Saturday, October 31, 2009


I have a visceral negative reaction to the PMO initialism; it stands for Project Management Office. I recently pounced (in an overreacting sort of way) on a colleague who was using this term. Sorry Carl.

I need to explain a bit. It's really all about the "O" - for Office.

"Project Management Office" screams bureaucracy to me. I've never seen an efficient and effective PMO. This is perhaps because most of them seem to be mired in "SDLC" - an oft-used euphemism for "waterfall" (despite it's innocuous spelled out translation: software development life cycle).

I once had to sign off on a 19-page document provided by the PMO to justify the acquisition of two load balancers for a test environment. This document had to be signed by 25 people in a 2000-person company. It was a stunning example of the need to feed the process beast. Some project manager in the PMO - who probably thought this process was necessary - filled out this template. My favorite section of the doc was "Metrics". Ostensibly this section existed to establish the metrics upon which the success of this project would be measured. The PM filling it out, indicated that 2 load balancers would be acquired - as if the number "2" satisfied whatever the template providers had in mind for metrics.

If we want to revamp the bureaucratic, inefficient, ineffective approach currently used for managing software project portfolios (the PMO), I think we need a departure from the term.

I'd love for us to agree to focus on the verb - not the noun.
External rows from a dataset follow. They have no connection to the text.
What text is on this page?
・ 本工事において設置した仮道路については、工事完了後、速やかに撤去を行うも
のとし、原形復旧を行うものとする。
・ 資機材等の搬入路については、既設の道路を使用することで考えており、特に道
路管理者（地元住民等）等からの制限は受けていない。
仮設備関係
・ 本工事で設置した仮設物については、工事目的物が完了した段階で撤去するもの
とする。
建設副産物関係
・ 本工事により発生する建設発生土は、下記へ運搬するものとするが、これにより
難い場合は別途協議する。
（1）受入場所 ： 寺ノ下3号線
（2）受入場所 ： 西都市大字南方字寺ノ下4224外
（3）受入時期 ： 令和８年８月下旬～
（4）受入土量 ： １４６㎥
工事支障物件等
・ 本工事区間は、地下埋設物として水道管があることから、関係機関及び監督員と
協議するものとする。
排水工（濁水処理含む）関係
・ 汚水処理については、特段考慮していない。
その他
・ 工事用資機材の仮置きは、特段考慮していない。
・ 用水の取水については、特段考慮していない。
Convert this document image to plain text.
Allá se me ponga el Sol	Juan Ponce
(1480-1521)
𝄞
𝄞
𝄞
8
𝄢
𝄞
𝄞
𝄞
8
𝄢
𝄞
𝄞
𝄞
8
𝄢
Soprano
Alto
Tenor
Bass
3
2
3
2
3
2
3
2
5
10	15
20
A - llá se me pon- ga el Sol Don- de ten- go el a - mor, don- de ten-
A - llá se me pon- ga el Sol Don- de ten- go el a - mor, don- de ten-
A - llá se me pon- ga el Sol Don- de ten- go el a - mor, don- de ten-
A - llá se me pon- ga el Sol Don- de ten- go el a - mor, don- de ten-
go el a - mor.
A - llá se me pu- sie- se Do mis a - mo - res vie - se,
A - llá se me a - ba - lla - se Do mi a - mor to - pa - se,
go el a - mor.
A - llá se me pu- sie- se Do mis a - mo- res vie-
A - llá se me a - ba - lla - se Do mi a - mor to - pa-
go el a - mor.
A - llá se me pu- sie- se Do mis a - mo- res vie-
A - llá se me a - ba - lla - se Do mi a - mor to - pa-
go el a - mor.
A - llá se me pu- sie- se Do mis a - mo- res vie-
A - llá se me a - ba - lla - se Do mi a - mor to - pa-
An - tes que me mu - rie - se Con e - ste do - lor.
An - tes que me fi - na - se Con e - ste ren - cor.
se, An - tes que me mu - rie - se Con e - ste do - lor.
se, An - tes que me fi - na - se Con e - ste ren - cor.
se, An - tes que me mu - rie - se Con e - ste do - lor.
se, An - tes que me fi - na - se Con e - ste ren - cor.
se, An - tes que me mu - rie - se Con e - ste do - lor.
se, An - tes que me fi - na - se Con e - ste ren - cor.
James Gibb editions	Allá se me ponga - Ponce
A brief digression:

I see many agile teams who use the iteration planning meeting - IPM - or the "sprint planning meeting" if you subscribe to that religion - as the only time in which the development team is exposed to upcoming work (other than, perhaps, estimation efforts that occurred months ago). I coach teams to treat iteration planning as a "verb": planning - rather than a noun: meeting. The "planning" should occur fluidly - some done in meetings before the IPM (e.g. estimation), some after (e.g. task breakdown).

Project portfolio management (the PPM in the title of this post) implies active engagement in assessing the health of the portfolio. The estimated release date or feature list should be adjusted after every iteration, and approaches need to be introduced to raise awareness of the new projections at least this often.

Let's please talk of project portfolio management, rather than project management offices.